Il s’applique à tous les salariés de l’Office, membres élus ou désignés par les organisations syndicales.
Le présent accord est conclu pour une durée indéterminée.
Il entrera en vigueur rétroactivement le 1er janvier 2025.
Toutefois, les dispositions relatives au remboursement des frais de déplacement décrites à l’article 9.4.1 s’appliqueront à compter de la date de signature du présent accord.
Le présent accord sera notifié par la Direction Générale de l’Office National des Forêts par voie électronique à l’ensemble des organisations syndicales représentatives au sein de l’Office National des Forêts.
Conformément aux dispositions légales, le présent accord sera déposé par la Direction sur la plateforme en ligne www.teleaccords.travail-emploi.gouv.fr et au conseil de prud’hommes de Créteil.
Une copie sera remise aux organisations syndicales représentatives et aux représentants du personnel.
Toute demande de révision doit être signifiée aux autres parties par l’une des parties contractantes et être accompagnée d’un projet portant sur les points à réviser.
Un calendrier est établi au cours de la première réunion de négociation qui doit se tenir dans le délai d’un mois suivant la demande de révision.
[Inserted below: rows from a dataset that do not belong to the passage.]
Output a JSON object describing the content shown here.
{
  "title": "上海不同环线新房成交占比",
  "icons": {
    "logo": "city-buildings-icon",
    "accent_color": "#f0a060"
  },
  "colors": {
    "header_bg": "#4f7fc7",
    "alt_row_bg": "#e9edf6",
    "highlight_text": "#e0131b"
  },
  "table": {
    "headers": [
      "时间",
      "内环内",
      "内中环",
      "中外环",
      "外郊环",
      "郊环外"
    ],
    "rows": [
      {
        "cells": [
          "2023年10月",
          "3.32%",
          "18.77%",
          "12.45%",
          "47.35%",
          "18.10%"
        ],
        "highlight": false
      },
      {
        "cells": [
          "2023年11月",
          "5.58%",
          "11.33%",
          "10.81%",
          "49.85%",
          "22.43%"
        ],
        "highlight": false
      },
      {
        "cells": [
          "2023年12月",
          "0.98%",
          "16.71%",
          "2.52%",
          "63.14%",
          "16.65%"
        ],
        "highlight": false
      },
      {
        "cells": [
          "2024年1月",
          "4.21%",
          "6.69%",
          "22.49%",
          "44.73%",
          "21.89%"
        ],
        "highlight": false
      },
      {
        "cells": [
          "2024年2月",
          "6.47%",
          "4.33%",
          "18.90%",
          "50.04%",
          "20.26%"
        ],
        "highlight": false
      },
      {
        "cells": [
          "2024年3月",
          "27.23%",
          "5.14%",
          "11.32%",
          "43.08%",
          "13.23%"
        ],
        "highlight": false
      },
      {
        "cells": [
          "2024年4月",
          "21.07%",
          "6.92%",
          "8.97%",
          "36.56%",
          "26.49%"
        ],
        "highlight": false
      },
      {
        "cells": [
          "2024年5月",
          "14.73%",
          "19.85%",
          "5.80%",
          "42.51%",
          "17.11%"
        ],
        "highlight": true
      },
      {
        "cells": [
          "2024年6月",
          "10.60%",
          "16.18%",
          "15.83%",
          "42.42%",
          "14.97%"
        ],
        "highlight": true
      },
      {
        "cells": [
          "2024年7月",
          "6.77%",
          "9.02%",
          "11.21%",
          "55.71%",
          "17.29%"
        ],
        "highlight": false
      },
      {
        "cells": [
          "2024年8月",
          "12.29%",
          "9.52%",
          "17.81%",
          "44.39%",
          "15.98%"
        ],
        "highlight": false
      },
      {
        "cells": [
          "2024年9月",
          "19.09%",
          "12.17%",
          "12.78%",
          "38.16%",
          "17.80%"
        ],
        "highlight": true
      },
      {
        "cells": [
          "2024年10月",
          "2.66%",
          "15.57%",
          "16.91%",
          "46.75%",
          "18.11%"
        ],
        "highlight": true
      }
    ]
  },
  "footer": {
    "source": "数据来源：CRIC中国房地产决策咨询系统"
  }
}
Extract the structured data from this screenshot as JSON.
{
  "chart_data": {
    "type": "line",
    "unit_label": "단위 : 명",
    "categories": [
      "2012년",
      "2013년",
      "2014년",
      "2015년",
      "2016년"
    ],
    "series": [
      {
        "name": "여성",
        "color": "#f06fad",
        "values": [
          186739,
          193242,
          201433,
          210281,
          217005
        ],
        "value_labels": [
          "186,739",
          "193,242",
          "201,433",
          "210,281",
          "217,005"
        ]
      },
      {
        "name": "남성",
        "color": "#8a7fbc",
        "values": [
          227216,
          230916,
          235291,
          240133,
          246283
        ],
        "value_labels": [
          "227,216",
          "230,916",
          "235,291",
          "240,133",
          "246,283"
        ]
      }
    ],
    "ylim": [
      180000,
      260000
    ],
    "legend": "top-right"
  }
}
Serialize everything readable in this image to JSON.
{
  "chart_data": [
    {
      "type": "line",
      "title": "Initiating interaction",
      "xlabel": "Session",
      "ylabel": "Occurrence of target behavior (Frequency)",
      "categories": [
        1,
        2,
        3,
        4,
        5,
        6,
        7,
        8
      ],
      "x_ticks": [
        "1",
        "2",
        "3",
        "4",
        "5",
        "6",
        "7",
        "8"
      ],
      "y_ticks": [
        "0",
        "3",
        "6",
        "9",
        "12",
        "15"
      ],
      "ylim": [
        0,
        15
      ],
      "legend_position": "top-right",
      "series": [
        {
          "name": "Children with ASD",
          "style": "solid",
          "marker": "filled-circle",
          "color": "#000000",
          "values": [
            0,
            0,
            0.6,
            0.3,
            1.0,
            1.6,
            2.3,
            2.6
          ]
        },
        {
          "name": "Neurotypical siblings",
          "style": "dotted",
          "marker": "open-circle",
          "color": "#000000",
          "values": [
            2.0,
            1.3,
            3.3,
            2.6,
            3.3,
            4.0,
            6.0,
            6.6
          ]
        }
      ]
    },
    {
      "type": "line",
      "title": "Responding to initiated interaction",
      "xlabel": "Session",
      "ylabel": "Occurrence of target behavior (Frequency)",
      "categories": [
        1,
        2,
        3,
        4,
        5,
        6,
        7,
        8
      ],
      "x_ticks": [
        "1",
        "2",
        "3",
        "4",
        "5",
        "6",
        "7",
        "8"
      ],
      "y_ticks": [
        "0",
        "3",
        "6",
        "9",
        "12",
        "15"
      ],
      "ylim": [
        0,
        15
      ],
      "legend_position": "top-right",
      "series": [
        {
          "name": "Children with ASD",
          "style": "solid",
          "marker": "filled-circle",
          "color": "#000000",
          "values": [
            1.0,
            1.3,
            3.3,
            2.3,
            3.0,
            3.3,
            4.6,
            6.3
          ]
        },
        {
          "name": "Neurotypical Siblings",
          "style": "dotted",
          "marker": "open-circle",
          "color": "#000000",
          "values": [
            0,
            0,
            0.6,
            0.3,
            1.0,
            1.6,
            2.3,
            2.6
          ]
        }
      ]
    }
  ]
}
Les dispositions de l’avenant se substitueront de plein droit à celles qu’elles modifient soit à la date expressément prévue soit à défaut, à partir du jour qui suivra son dépôt auprès du service compétent.
Conformément aux dispositions légales, chacune des parties contractantes se réserve le droit de dénoncer, totalement ou partiellement, le présent accord moyennant un préavis de trois mois, de date à date, par pli recommandé avec accusé de réception à chacune des autres parties, accompagnée d’un nouveau projet d’accord collectif.
Si la dénonciation émane de l’Office National des Forêts ou de la totalité des signataires salariés, l’accord continue de produire ses effets jusqu’à l’entrée en vigueur de l’accord qui lui est substitué ou à défaut, durant le délai d’un an à compter de l’expiration du préavis. Une nouvelle négociation doit s’engager dans les trois mois qui suivent l’envoi de la lettre recommandée de dénonciation.
Lorsqu’une organisation syndicale signataire perd la qualité d’organisation syndicale représentative, la dénonciation, pour emporter effet, doit émaner d’une ou plusieurs organisations syndicales représentatives ayant recueilli la majorité des suffrages exprimés.
Article 22 : Commission paritaire d’interprétation, de suivi et de conciliation
Il est constitué entre les organisations syndicales représentatives signataires du présent accord et la Direction Générale de l’ONF, une commission paritaire d’interprétation, de suivi et de conciliation.
Cette commission est composée à parité à raison de deux représentants par organisation syndicale représentative signataire et au maximum, d’autant de représentants de l’Office National des Forêts.
Elle a pour mission de veiller à la bonne application du présent texte et d’examiner toutes les questions liées à son interprétation.
Les difficultés d’interprétation soulevées par une des parties sont présentées à la commission par lettre motivée.
L’Office National des Forêts convoque la commission paritaire d’interprétation, de suivi et de conciliation dans un délai qui ne pourra excéder un mois suivant la réception de la saisine.
Les débats donneront lieu à compte-rendu.
Tout demandeur devra obligatoirement joindre à la saisine, un rapport motivé et écrit afin de permettre aux membres de la commission de prendre connaissance préalablement à sa réunion des questions soumises.
Les décisions prises par la commission paritaire ont valeur d’avis.
Les compétences conférées à cette commission n’excluent en aucune façon les voies de recours auprès des instances judiciaires.